Die Dirigentin Eleni Papakyriakou und die Streicher der „Sinfonietta Passau“ musizierten sehr feinfühlig auf hohem Niveau, gestalteten Übergänge und Ritardandi überzeugend und verliehen den verschiedenen Charakteren der Sätze plastische Gestalt. [O. Respighi "Antiche danze ed arie, Suite Nr. 3]

Auch in Tschaikowskys „Rokoko“-Variationen für Cello und Kammerorchester bewies die „Sinfonietta“ unter Papakyriakou ausgezeichnetes Gespür für Details - etwa im Hornsolo der Einleitung, den lebhaften Dialogen der Holzbläser mit der Solostimme und den dezent ausgeführten Begleitpassagen.

Unter dem genauen, pulsierenden Dirigat der Dirigentin Eleni Papakyriakou wird  [die Symphonie Nr. 1 von Philipp Ortmeier] „Nostalgia“ aus der Taufe gehoben. Die Gründerin führt ihr Orchester mit sicherem Gespür für Tempi durch die Partitur und arbeitet die verschiedenen Klangfarben heraus.

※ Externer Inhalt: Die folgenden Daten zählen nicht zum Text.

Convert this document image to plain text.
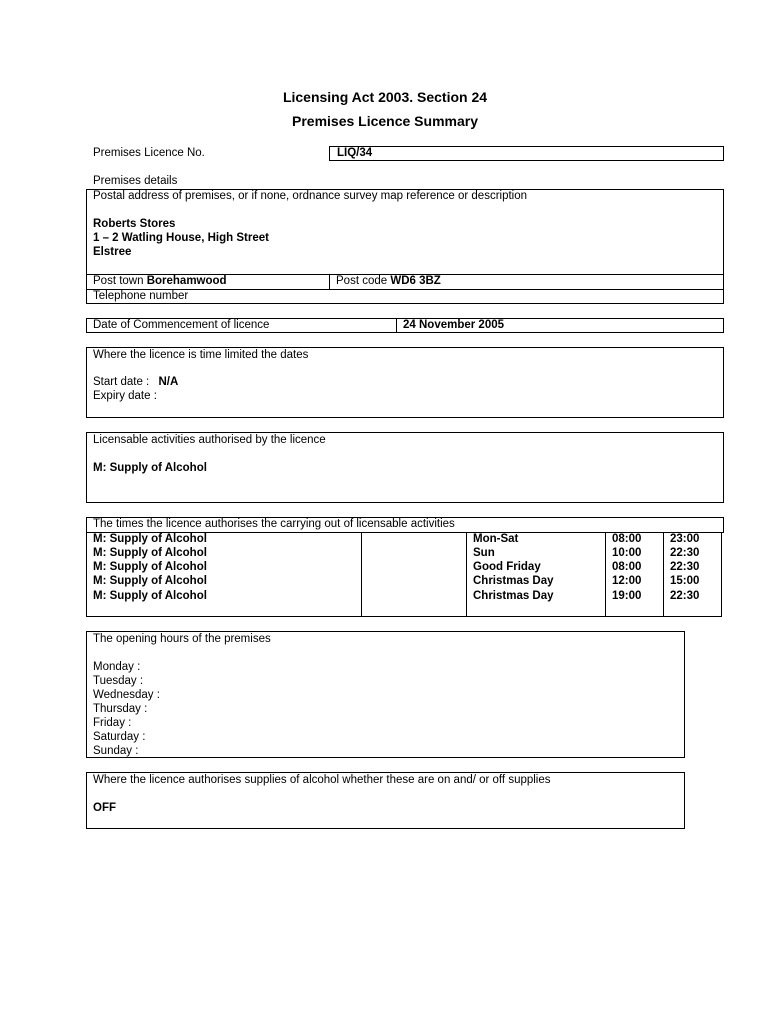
Licensing Act 2003. Section 24
Premises Licence Summary
Premises Licence No.	LIQ/34
Premises details
Postal address of premises, or if none, ordnance survey map reference or description
Roberts Stores
1 – 2 Watling House, High Street
Elstree
Post town Borehamwood	Post code WD6 3BZ
Telephone number
Date of Commencement of licence	24 November 2005
Where the licence is time limited the dates
Start date : N/A
Expiry date :
Licensable activities authorised by the licence
M: Supply of Alcohol
The times the licence authorises the carrying out of licensable activities
M: Supply of Alcohol	Mon-Sat	08:00 23:00
M: Supply of Alcohol	Sun	10:00 22:30
M: Supply of Alcohol	Good Friday	08:00 22:30
M: Supply of Alcohol	Christmas Day	12:00 15:00
M: Supply of Alcohol	Christmas Day	19:00 22:30
The opening hours of the premises
Monday :
Tuesday :
Wednesday :
Thursday :
Friday :
Saturday :
Sunday :
Where the licence authorises supplies of alcohol whether these are on and/ or off supplies
OFF
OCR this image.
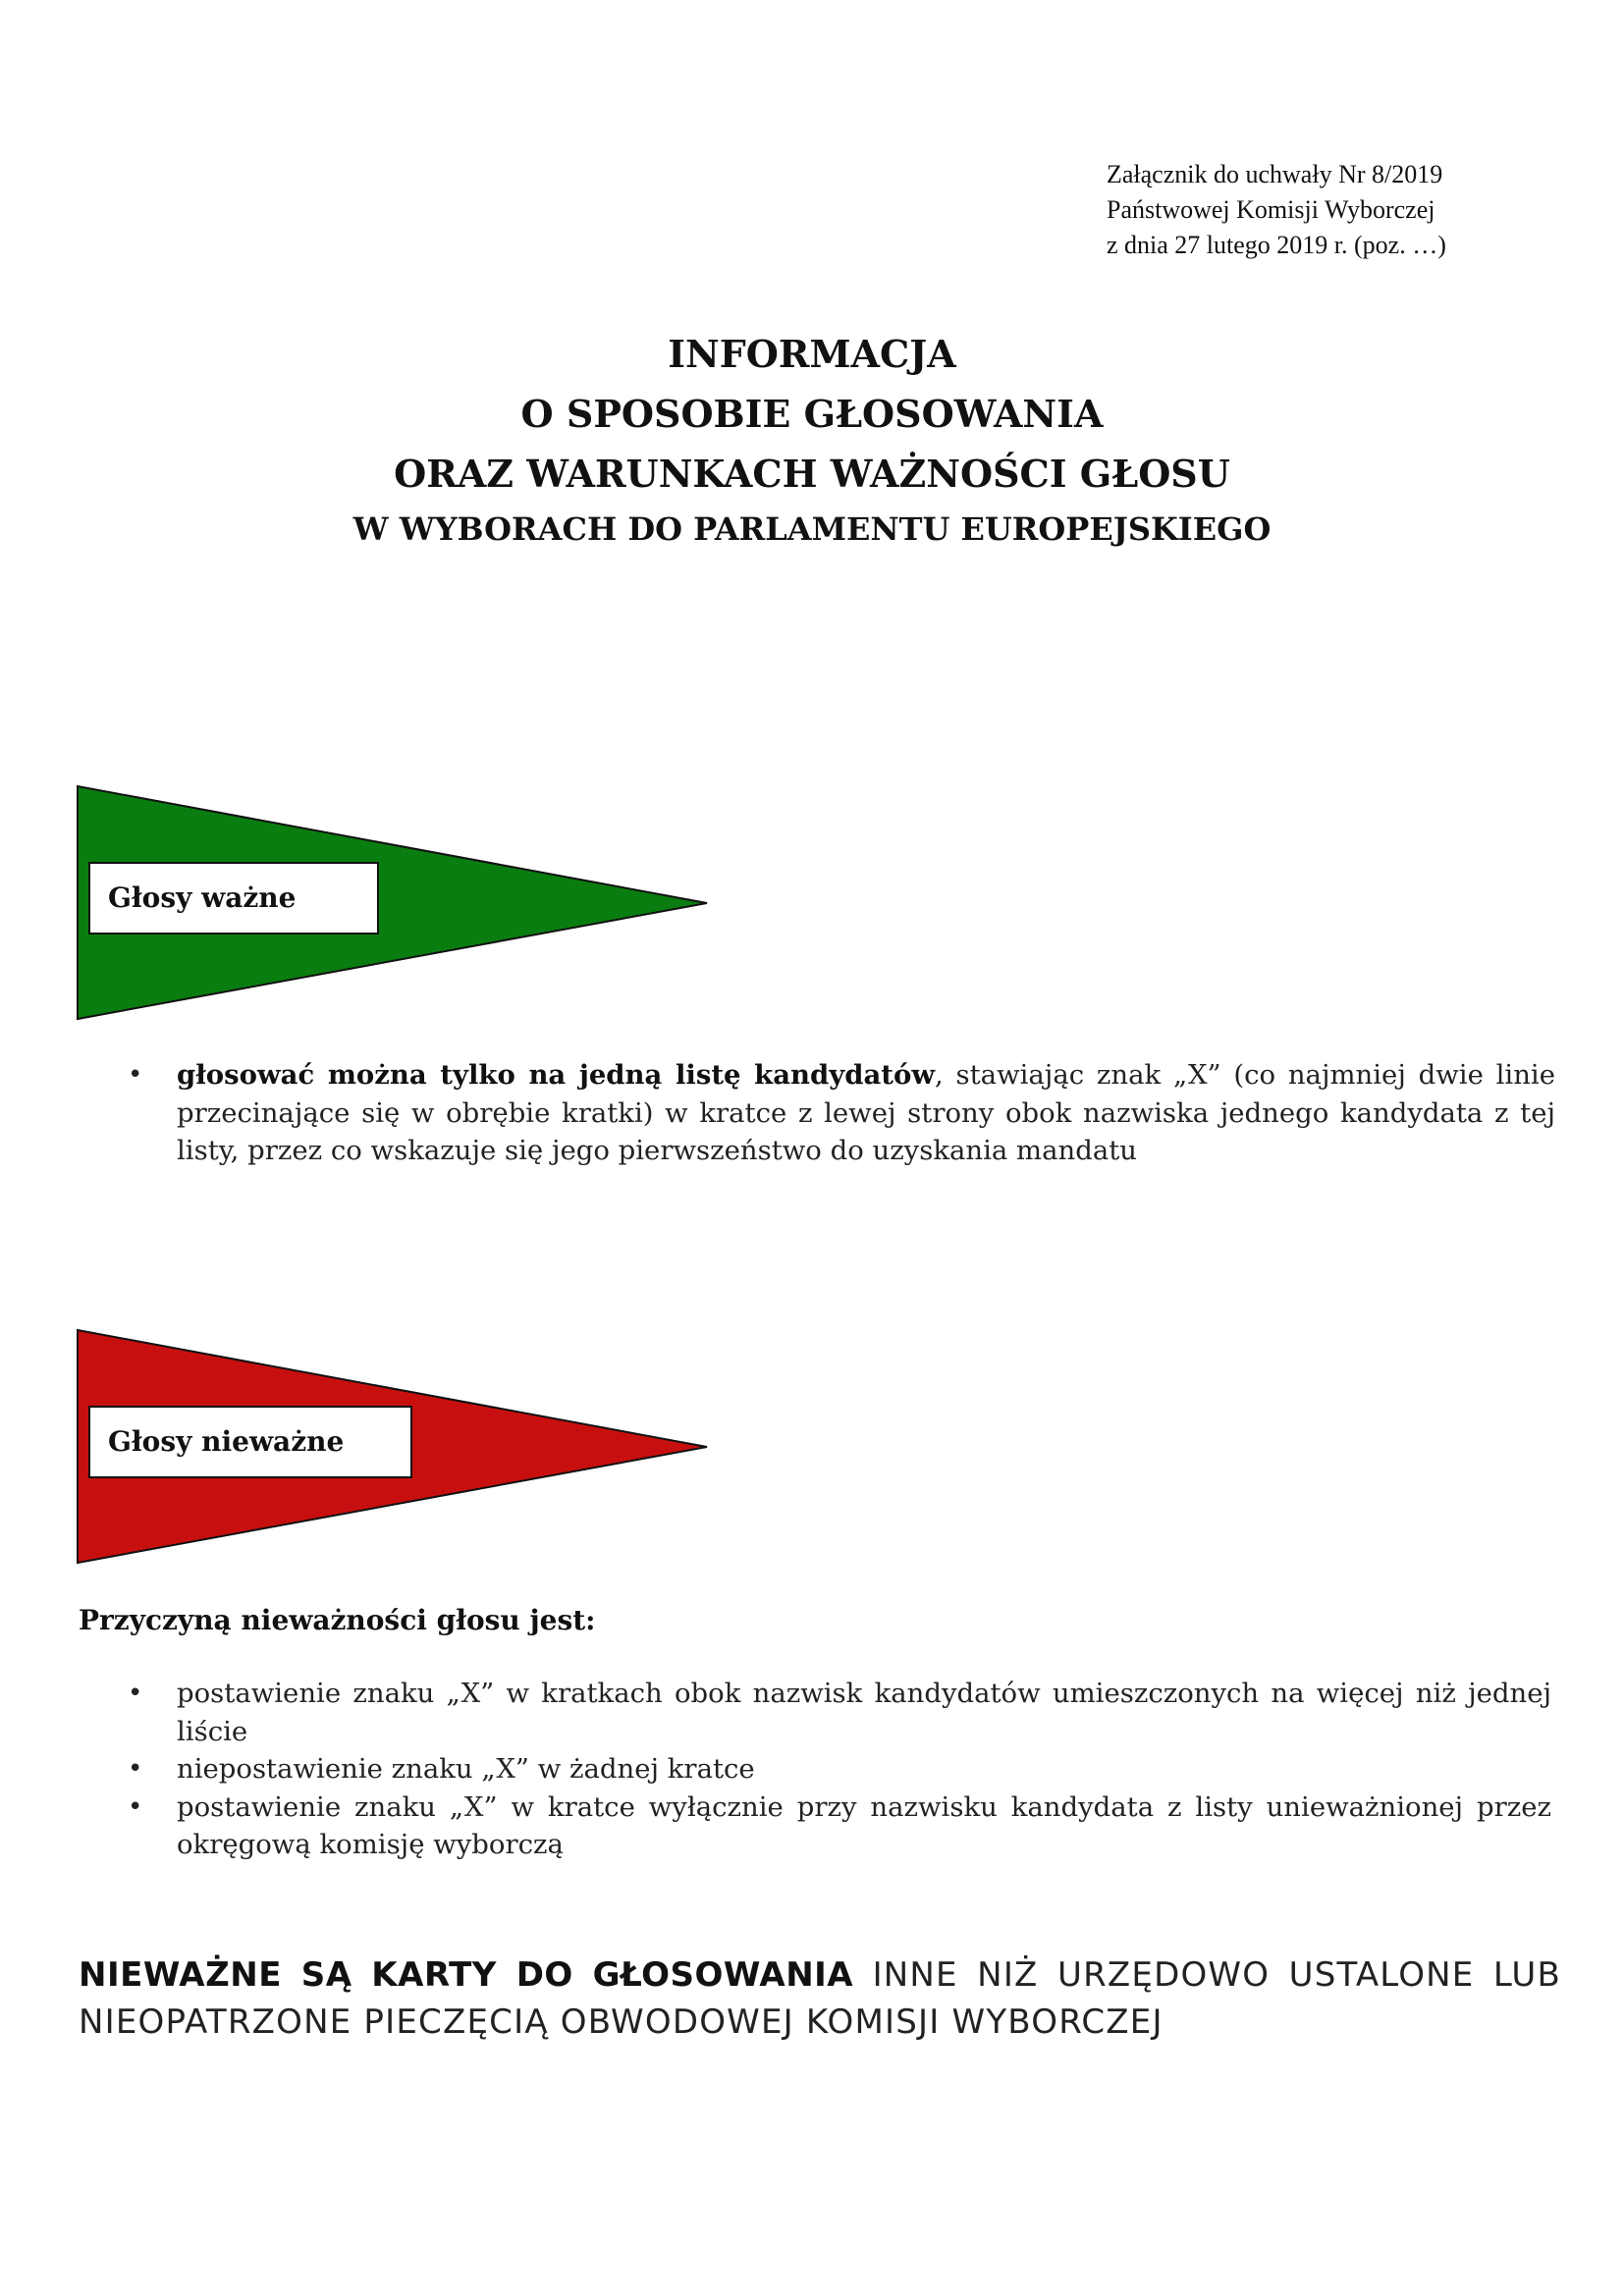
Załącznik do uchwały Nr 8/2019
Państwowej Komisji Wyborczej
z dnia 27 lutego 2019 r. (poz. …)
INFORMACJA
O SPOSOBIE GŁOSOWANIA
ORAZ WARUNKACH WAŻNOŚCI GŁOSU
W WYBORACH DO PARLAMENTU EUROPEJSKIEGO
Głosy ważne
• głosować można tylko na jedną listę kandydatów, stawiając znak „X” (co najmniej dwie linie przecinające się w obrębie kratki) w kratce z lewej strony obok nazwiska jednego kandydata z tej listy, przez co wskazuje się jego pierwszeństwo do uzyskania mandatu
Głosy nieważne
Przyczyną nieważności głosu jest:
• postawienie znaku „X” w kratkach obok nazwisk kandydatów umieszczonych na więcej niż jednej liście
• niepostawienie znaku „X” w żadnej kratce
• postawienie znaku „X” w kratce wyłącznie przy nazwisku kandydata z listy unieważnionej przez okręgową komisję wyborczą
NIEWAŻNE SĄ KARTY DO GŁOSOWANIA INNE NIŻ URZĘDOWO USTALONE LUB NIEOPATRZONE PIECZĘCIĄ OBWODOWEJ KOMISJI WYBORCZEJ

Ergreifende Stille breitete sich aus, bis ein großer Jubel in der gut besuchten Kirche ausbrach. Papakyriakou hatte vor drei Jahren mutig und mit Energie dieses Orchester gegründet. Die Mühe hat sich gelohnt. Die „Sinfonietta“ hat ihren Platz in Passau und der Region gefunden und überrascht mit besonderen Konzertzyklen auf sehr hohem Niveau.

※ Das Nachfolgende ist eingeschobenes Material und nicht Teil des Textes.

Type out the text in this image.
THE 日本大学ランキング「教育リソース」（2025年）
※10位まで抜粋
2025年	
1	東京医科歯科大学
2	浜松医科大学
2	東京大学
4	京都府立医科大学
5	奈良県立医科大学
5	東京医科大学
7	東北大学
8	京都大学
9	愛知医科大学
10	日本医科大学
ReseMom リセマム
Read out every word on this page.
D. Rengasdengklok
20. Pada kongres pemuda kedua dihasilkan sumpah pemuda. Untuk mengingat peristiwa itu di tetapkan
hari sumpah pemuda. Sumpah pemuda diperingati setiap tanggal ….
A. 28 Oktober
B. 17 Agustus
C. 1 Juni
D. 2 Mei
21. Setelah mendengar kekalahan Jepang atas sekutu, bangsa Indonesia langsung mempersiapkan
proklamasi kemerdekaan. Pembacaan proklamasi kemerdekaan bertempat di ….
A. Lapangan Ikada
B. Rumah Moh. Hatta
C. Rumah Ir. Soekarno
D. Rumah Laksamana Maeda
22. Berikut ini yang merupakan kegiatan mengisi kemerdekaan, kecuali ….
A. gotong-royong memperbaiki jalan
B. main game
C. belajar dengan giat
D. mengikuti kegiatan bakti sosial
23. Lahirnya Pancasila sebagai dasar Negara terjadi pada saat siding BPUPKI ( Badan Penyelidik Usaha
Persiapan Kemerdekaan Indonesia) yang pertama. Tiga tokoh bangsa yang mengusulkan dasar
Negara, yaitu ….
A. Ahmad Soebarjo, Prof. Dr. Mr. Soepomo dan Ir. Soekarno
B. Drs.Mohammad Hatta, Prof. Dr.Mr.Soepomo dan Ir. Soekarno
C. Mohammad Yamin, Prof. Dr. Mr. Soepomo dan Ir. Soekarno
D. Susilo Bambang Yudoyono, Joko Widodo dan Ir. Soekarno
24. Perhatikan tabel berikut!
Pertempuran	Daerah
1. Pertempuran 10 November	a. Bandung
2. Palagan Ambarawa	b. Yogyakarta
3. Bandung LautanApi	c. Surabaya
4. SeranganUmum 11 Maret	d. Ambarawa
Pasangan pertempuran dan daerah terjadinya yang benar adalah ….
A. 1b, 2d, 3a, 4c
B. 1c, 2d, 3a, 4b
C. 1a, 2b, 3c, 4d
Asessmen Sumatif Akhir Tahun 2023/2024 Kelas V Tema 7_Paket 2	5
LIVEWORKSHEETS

Heidi Kristl & Carola Baumann-Moritz, Passauer Neue Presse / Dr. Bernhard Stoffels, Straubinger Tagblatt

April-Mai 2026

Orchestre Pasdeloup

Avec une gestuelle très précise [...] elle en propose une lecture vigoureuse, au rythme solidement souligné par des accents impeccables [...]. Les timbres qu’elle obtient de certains musiciens, comme les puissantes cordes graves ou l’élégant hautbois, suffisent à retenir l’attention du spectateur.

Mit sehr präzisen Gesten [...] bietet sie eine kraftvolle Interpretation, mit einem Rhythmus, der durch tadellose Akzente deutlich unterstrichen wird [...]. Die Klangfarben, die sie von bestimmten Musikern erhält, etwa die kräftigen Basssaiten oder die elegante Oboe, reichen aus, um die Aufmerksamkeit des Betrachters zu fesseln.

bachtrack.com / Clara Leonardi  13.12.2021

Sinfonieorchester der Musikakademie der Stadt Kassel "Louis Spohr"

Vom ersten Takt an führte die international tätige Dirigentin das Ensemble mit präzisem, aufmerksam zugewandtem Dirigat - klar in der Zeichengebung, wach im musikalischen Dialog. [...] Das junge Ensemble nutzte diese Gelegenheit, [...] mit frühromantischem Elan und weit gespannten Gesangslinien zu glänzen. Schon hier überzeugte die gepflegte Klangkultur der sicher intonierten Streicher. [...] Den Abschluss bildete Beethovens Achte [...]. Mit jugendlichem Elan meisterte das Orchester plötzliche Akzente, ließ das berühmte "Metronom-Ticken" im Allegretto punktgenau erklingen und stürmte im Finalsatz durch einen rasanten Parforceritt. Trotz hohen Tempos bewahrte es in Sprüngen und Querschlägen souverän die Kontrolle. Hochverdienter Applaus beschloss diesen Abend voller Spielfreude und technischer Souveränität.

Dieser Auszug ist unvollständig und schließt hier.